Rare hopping across Twitter eventually led me to one of the more refreshing one-on-ones in recent times. Now there are interviews and then there are interviews. If you are unlucky you could chance upon utterly stifling, choking, diabetes inducing interviews that are dipped in the caramel of diplomacy. If you find my words cheesy, then you had better brace yourselves to the interviews I am talking about.
Now, ever since that monster called Kuch Kuch Hota Hai took the shine away in 1998 from Satya and Dil Se, two gems that I have held close to my heart, I have had problems with his cinema. Cinema mind you, not the person, which is what it should be. Slowly but surely his stature grew, and slowly but surely my hatred for his offerings travelled northwards. Nothing could stop him, it seemed, so much so that he and his cinema became a reference point and his brand worthy enough to be derided. We are dealing with India here.
But with time, I realized that here was a man who was comfortable in his skin, totally unapologetic about that, in a right way. While we winced, he seemed to maintain his composure and cool even when his orientation, sexuality which is no Tom, Dick and Harish's business, was tossed up and made an object of national debate and fodder for gossip mills by every Tom's Dick and Harish.

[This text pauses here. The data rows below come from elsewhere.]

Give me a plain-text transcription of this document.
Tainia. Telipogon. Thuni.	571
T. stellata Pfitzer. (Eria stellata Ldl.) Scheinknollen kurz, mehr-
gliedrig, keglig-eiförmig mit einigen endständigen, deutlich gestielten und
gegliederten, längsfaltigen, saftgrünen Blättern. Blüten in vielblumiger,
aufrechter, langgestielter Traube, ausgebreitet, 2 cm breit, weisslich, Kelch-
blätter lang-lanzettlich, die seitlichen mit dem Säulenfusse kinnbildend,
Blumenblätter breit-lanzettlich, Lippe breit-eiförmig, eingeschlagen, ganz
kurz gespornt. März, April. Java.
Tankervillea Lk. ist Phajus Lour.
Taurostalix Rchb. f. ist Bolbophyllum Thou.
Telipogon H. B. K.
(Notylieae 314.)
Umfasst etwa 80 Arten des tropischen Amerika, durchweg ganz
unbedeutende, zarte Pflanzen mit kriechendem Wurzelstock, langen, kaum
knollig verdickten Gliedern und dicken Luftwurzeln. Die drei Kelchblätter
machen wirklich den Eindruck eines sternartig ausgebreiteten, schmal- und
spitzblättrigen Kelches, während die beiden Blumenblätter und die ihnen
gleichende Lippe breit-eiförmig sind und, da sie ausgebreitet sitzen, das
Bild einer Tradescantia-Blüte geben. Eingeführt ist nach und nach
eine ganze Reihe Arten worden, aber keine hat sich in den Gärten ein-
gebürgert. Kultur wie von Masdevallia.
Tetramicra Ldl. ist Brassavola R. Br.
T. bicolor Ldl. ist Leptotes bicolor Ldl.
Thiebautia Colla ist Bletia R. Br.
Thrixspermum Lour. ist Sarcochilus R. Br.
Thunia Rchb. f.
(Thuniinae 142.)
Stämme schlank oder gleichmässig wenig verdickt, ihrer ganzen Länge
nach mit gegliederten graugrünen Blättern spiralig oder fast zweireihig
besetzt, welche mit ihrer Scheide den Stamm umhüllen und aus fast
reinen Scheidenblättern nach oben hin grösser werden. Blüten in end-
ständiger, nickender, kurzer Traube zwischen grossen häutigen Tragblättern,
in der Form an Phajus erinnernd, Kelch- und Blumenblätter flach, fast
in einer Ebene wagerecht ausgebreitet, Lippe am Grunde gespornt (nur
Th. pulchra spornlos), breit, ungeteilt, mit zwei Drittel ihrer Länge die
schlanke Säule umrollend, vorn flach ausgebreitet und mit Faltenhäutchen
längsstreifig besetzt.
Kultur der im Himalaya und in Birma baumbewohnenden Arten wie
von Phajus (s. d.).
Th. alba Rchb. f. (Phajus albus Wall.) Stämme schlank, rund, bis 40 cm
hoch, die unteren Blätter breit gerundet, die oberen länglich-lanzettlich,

He believed in his cinema, knew where his inspiration came from, knew who his idols were, made no bones about the fact that he craved being lapped up by the hoi polloi of Bihar as well as the hoity toity of Birmingham. Whether we took to his tales or not, whether we admired his craft or the lack thereof, his steel was respect worthy. Time and again he acknowledged his cinematic limitations, acknowledged what he could offer, and he could not be what others were. This is all when he needn't have! The TIMESNOW interview where he owns up to his follies, his supposed lack of vision or the ability to take risks makes you respect him a little bit more. You admire his honesty where he mentions there are far better filmmakers than him, whose work he cannot even dream to emulate. Isn't this coming out clean, when there is absolutely no need (keeping in mind your self-respect), heartwarming? Doesn't this make for good television at least from the standpoints of the interview, the interviewer, and the interviewee? Isn't it good when he dodges all those scathing barbs with a smile, unflustered stripping the interviewer of his pants confining all dirty linen to laundries or bedrooms? Doesn't this make it less synthetic, less plastic? Doesn't this make you purge out all that frustration has been bottled up courtesy other celebrities' pseudo-diplomacy, pseudo-chivalry on air into a sigh of relief?
Bring them on more. Whether we like it or not. So what if the honesty seems to be a little selective, so what if this is a pre-recorded programme.
For possessing balls apparently made of pure stainless steel, whether or not I take to or talk of your cinema, Karan Johar, respect!
Rare hopping across Twitter did eventually lead me to one of the more refreshing one-on-ones in recent times.
1 comment:
Haven't read the article, but I'll admit I have to revise my opinion of KJo too. Yes, I HATED K3G and its likes, but in the recent times, its (a pleasant surprise) KJo who's supplying the fresher gusts of air in Bollywood.